This morning I read the "California Office to Reform Education" No Child Left Behind waiver request. It is available here.
It is not a very interesting document. It offers a new accountability plan that will definitely require more student testing, and teachers will absolutely be evaluated on that assessment. (Waiver requests require this; SFUSD at least has been rather quiet about this.) In theory, the CORE districts will also take into consideration social-emotional well-being when judging accountability; this definitely means student surveys and possibly means building repairs.
It is also not a very well-edited document. I suppose the redundancies of language are to be expected in a waiver application; the more you sound like Arne Duncan, the better your chances, right? There is also some confusion about the number of districts making up the CORE; ten Superintendents sit on the Board but most of the documentation refers to eight districts. (Also, someone forgot to remove editing notes, so that on page 44, there's a parenthetical asking if eight should be changed to 10?? (question marks as shown here).
More interesting are the people and foundations supporting CORE. Its Executive Director is Rick Miller of Capitol Impact. Capitol Impact engages in "non-lobbying" activities that include providing "access to policymakers and opinion leaders". Capitol Impact works closely with the Gates Foundation and the pension-loathing millionaires at California Forward.
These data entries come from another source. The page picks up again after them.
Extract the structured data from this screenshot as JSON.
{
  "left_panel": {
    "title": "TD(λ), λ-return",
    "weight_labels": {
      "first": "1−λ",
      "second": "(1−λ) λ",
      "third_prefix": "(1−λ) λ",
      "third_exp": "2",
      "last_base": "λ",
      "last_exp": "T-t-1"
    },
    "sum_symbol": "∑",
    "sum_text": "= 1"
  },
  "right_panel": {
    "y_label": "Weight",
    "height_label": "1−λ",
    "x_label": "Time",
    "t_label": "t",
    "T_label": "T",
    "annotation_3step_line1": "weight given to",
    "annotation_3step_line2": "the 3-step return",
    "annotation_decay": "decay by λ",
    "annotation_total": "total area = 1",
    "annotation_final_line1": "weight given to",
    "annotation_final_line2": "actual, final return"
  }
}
Among those associated with and funding CORE's work is the Parthenon Group. They most recently came to my notice when they anonymously tipped off the San Francisco Chronicle that teachers unions hate school districts getting money. Actually, it ends up that the story was more that school district officials and union leaders do not agree with the Parthenon Group that accepting small sums of money in exchange for larger, permanent cash outlays is a great idea.
Anyway, my brief examination of CORE's founders, friends, and associates confirms my general opinion of the CORE waiver: there may be some good ideas in there, but despite the local rhetoric, it's more untested reform at the behest of the powerful.